As some constructive feedback, here are some things that could have been done to make this look much better, even if none of the underlying facts are changed:

  1. Differentiate between Dotty and Scala: if we are freezing the SIP process for the next N weeks/months/years to try and land Scala 3, we should say so up front. This doesn’t just affect Dotty developers, so we should make that clear up front.

  2. Acknowledge that there’s a change in the SIP process, and what it is. Just saying “this is a thing we’re changing, for these reasons” is a big improvement over changing things and leaving it to others to notice that something changed, and trying to figure out which things they were told in the past are no longer true.

  3. Differentiate between the SIP process and Martin: it does not look good at all to have Martin come out and say “we’re changing the rules, and here are the new rules that just so happen to make it much easier for the proposals I’ve been working on to get in, and harder for others”. Even if it’s just someone else making the announcement that the SIP process changed, would look a lot better.

  4. Have a migration plan for people who are invested in the old process: there is a finite/small number of old SIPs, saying “these SIPs are migrated in this way, these SIPs we’ll reject, these SIPs seem inactive and we’ll close for now”. People put in a lot of effort and thought into those proposals, often at Martin’s request: “this will need a SIP” comes up quite often in discussions! These SIPs have been provided: now what?

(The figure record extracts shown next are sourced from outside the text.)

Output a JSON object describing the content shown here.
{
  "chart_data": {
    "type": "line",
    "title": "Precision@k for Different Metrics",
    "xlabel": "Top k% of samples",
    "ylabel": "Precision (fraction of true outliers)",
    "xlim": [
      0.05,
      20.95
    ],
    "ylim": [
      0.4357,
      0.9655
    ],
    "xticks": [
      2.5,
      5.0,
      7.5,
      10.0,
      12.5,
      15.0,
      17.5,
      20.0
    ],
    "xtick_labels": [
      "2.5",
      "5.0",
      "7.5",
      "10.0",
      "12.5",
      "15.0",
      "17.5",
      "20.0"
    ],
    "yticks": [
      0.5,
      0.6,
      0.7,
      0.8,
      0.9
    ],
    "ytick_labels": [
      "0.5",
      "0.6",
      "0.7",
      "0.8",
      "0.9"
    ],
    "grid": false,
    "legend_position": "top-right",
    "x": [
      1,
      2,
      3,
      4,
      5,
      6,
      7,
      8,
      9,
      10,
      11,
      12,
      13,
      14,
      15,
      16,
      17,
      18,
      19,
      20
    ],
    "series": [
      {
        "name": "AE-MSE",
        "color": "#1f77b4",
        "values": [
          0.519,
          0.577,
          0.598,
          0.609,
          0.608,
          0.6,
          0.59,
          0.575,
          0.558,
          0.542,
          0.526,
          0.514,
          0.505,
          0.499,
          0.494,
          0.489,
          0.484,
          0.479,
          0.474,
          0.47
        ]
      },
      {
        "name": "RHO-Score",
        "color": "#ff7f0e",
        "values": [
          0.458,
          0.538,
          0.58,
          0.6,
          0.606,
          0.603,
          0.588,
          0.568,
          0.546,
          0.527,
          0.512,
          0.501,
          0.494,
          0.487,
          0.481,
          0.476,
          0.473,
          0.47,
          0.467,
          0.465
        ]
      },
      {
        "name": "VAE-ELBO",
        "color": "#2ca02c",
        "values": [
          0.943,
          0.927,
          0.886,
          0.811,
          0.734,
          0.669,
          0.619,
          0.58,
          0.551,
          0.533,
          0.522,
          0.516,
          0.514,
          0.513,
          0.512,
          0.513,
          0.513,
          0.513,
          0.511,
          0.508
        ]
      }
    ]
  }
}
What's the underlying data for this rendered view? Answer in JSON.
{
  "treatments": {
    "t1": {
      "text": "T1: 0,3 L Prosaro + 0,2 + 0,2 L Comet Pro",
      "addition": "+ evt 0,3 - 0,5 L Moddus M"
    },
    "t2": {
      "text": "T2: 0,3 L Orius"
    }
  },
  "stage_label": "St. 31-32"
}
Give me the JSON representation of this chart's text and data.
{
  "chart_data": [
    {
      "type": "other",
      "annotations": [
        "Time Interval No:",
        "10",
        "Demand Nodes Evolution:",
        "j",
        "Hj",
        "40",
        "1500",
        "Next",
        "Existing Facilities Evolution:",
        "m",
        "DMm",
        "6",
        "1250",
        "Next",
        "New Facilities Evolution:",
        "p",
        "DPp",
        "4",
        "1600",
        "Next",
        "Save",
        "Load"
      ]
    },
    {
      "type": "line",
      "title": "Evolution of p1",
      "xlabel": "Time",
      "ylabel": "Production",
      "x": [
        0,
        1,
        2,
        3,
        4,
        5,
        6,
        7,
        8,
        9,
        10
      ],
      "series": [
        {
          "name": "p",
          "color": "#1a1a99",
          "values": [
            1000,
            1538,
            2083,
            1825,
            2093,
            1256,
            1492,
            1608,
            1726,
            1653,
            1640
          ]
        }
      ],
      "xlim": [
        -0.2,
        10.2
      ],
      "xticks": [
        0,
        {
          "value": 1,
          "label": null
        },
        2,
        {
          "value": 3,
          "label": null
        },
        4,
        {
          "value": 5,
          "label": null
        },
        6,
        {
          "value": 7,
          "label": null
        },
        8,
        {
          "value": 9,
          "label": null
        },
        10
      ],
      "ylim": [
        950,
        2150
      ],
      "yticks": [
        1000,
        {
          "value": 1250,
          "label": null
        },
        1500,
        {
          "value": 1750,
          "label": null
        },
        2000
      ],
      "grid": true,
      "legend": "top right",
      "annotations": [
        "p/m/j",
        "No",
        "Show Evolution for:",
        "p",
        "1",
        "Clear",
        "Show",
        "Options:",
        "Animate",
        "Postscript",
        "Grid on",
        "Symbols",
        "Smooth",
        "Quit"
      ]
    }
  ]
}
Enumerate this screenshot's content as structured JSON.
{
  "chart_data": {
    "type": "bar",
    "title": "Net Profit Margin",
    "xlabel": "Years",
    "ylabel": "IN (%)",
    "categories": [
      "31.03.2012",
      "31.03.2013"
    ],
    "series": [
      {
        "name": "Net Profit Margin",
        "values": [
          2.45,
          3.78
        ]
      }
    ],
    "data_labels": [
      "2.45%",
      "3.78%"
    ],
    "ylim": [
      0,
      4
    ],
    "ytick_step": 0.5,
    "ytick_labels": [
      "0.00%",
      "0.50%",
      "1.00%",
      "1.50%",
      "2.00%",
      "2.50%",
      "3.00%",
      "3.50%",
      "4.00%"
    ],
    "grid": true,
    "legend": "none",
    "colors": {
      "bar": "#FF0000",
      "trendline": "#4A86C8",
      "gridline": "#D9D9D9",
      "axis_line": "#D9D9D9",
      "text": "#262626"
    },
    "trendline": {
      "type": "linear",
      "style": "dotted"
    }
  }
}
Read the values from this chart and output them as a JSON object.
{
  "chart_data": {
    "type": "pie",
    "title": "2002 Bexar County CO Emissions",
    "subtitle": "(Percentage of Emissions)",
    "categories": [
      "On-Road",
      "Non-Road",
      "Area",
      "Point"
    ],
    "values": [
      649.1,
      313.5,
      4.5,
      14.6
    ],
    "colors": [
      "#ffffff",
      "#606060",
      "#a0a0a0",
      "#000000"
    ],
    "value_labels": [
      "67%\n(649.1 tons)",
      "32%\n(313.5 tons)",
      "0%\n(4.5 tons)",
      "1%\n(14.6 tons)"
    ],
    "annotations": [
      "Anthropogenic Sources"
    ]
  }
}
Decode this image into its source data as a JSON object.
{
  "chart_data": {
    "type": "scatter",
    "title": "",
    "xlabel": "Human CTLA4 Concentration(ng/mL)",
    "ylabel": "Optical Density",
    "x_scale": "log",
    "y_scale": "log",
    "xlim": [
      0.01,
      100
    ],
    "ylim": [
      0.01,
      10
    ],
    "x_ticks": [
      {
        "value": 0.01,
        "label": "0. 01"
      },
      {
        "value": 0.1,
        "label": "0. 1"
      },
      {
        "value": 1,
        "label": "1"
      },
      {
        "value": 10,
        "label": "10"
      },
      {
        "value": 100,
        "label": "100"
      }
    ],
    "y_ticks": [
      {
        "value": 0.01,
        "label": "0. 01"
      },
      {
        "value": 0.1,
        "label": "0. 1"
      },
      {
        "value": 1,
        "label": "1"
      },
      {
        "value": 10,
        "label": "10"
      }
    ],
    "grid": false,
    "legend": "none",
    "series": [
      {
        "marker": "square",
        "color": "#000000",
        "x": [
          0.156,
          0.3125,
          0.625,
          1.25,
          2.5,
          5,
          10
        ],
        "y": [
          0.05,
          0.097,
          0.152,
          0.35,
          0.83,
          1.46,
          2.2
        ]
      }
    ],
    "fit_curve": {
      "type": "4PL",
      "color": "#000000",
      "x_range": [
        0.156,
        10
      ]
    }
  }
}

  5. Anticipate and acknowledge those negatively affected by the change in process. There are O(1000s) who can contribute under the old process (experience writing compiler plugins or patching the Scala compiler), an O(10s) of people under the new process (experience working in lampepfl/dotty). Those 1000s of people are effectively locked out under the new process. I’m one of these people: what about us? Even just a simple note “sorry we’re de-facto locking you out of the SIP process for now, we need to do this in order to land Scala 3 on time” would make me feel a lot better than being casually excluded out of hand.

It’s inevitable that processes need to change and evolve, but we need to treat the process and its evolution with respect ourselves if we want other people to respect it. Having a proper process and having no process at all (i.e. closed development) are both reasonable places to be, but if we’re in an ambiguous state we should decide which direction we want to go so people in the community will know whether the SIP process is a good use of their time and energy.